Sous ce titre à claquer des dents se cache ce que notre goût bien connu pour l’outrance et l’hyperbole nous conduit à qualifier sans ambage de pur bijou.
Baroque, intelligent, sensible, satirique, mélancolique, politique, apocalyptique, virtuose et un peu fou… voilà un manga qui épuise les qualificatifs plus vite que ses lecteurs, rivés jusqu’au bout à l’imprévisible trajectoire d’un groupe de jeunes gens dans un Japon désenchanté, peint sans indulgence par un dessinateur lucide quant aux crises qui le traversent et le minent. Qu’importe, puisque, au dire du pouvoir, tout est la faute des « envahisseurs ». Depuis plus de trois ans, en effet, Tokyo vit à l’ombre d’un gigantesque vaisseau spatial menaçant ruine, un vaisseau peuplé de petits bonshommes sans intentions hostiles sous leur gros casque, éminemment vulnérables, au contraire, et impitoyablement traqués par des équipes de « nettoyeurs » pour peu qu’ils se montrent en ville. De quel marasme sont-ils le nom, sinon celui d’une population tout entière, dans un pays vieillissant où la jeunesse ne se voit pas d’avenir ? Loin des clichés trop souvent associés à la bande dessinée japonaise, Kadode, Orân et leurs camarades n’ont rien de modèles de vertu. Livrées depuis longtemps à elles-mêmes par des parents démissionnaires, les filles s’identifient bien mieux aux grotesques protagonistes d’un manga humoristique apparemment ringard qu’aux héroïnes kawaii de la Japan Expo. Ces affreux shōjos n’en sont pas moins attachantes, avec un gros faible pour la fantasque Orân, dont la sanguinaire appétence pour les jeux de massacre dissimule mal une sensibilité à fleur de peau, dont les causes profondes seront révélées avec finesse par une narration complexe sans être compliquée, toute en bifurcations et servie sans insister par des dialogues au naturel parfaitement ciselé.

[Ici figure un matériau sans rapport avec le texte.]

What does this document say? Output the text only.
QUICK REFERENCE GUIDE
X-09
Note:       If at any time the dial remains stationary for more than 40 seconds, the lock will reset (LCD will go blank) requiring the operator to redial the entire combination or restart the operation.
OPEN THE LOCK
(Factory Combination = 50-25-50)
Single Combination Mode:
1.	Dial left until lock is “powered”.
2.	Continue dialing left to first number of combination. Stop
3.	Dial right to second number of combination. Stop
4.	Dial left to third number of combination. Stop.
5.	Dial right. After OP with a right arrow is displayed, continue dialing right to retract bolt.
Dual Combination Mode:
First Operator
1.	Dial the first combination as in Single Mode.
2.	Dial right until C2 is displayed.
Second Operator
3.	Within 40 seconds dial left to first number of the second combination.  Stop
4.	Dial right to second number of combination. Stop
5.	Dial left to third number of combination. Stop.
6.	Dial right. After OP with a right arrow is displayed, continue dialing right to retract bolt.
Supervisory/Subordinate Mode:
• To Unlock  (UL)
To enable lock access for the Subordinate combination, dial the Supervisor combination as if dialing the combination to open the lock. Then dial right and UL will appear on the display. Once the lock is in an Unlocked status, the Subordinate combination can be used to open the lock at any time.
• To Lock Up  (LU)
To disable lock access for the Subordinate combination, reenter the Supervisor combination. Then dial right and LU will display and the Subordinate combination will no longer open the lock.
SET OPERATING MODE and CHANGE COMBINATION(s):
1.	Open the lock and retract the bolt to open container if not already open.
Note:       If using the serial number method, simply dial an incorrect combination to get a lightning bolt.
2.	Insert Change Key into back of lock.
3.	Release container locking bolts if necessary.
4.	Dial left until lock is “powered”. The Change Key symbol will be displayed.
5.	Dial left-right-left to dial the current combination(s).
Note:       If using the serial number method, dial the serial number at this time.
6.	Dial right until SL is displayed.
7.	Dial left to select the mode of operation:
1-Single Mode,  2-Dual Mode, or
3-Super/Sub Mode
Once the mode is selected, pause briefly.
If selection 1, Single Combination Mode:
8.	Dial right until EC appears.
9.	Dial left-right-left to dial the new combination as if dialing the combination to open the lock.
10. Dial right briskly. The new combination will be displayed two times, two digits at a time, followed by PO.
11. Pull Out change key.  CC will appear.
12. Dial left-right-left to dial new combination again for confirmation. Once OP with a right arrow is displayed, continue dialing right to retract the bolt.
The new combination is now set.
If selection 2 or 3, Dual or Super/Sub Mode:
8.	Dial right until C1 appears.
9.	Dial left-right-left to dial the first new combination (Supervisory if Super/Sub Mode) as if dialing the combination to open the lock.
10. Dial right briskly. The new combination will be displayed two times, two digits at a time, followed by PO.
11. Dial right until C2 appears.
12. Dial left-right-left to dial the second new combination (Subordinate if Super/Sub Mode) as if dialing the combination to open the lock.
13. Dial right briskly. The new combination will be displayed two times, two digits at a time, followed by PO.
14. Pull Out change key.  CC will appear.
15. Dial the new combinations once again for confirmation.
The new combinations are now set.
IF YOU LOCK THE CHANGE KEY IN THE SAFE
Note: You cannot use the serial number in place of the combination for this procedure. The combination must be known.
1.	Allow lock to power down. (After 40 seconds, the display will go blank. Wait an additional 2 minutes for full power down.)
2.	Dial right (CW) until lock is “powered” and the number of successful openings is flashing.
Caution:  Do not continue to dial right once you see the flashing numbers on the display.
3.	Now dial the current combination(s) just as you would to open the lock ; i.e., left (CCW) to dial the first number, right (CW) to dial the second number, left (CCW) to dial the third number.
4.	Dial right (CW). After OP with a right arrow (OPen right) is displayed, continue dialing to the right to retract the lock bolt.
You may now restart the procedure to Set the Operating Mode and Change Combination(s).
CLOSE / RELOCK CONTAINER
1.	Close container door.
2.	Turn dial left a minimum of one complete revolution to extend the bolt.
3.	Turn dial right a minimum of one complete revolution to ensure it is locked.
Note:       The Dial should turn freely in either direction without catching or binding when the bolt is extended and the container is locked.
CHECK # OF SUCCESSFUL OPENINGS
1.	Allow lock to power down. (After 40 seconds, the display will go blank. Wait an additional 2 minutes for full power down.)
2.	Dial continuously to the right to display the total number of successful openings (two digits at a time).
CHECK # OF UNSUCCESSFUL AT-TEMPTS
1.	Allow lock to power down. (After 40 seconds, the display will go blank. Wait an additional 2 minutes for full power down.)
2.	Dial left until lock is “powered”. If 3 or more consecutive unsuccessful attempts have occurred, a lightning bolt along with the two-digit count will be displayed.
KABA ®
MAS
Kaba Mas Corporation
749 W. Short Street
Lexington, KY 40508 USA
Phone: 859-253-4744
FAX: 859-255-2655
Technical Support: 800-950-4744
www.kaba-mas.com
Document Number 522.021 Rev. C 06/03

En manque de fleurs, on n’en jettera pas plus mais on se dépêchera de rattraper son retard en se précipitant toute affaire cessante sur les autres séries d’Inio Asano (Bonne nuit Punpun, Solanin…) en attendant l’arrivée prochaine de Mujina into the deep, dont la publication vient de commencer au Japon.
Yann Fastier
Merci à François de Feytiat pour m’avoir signalé cette série.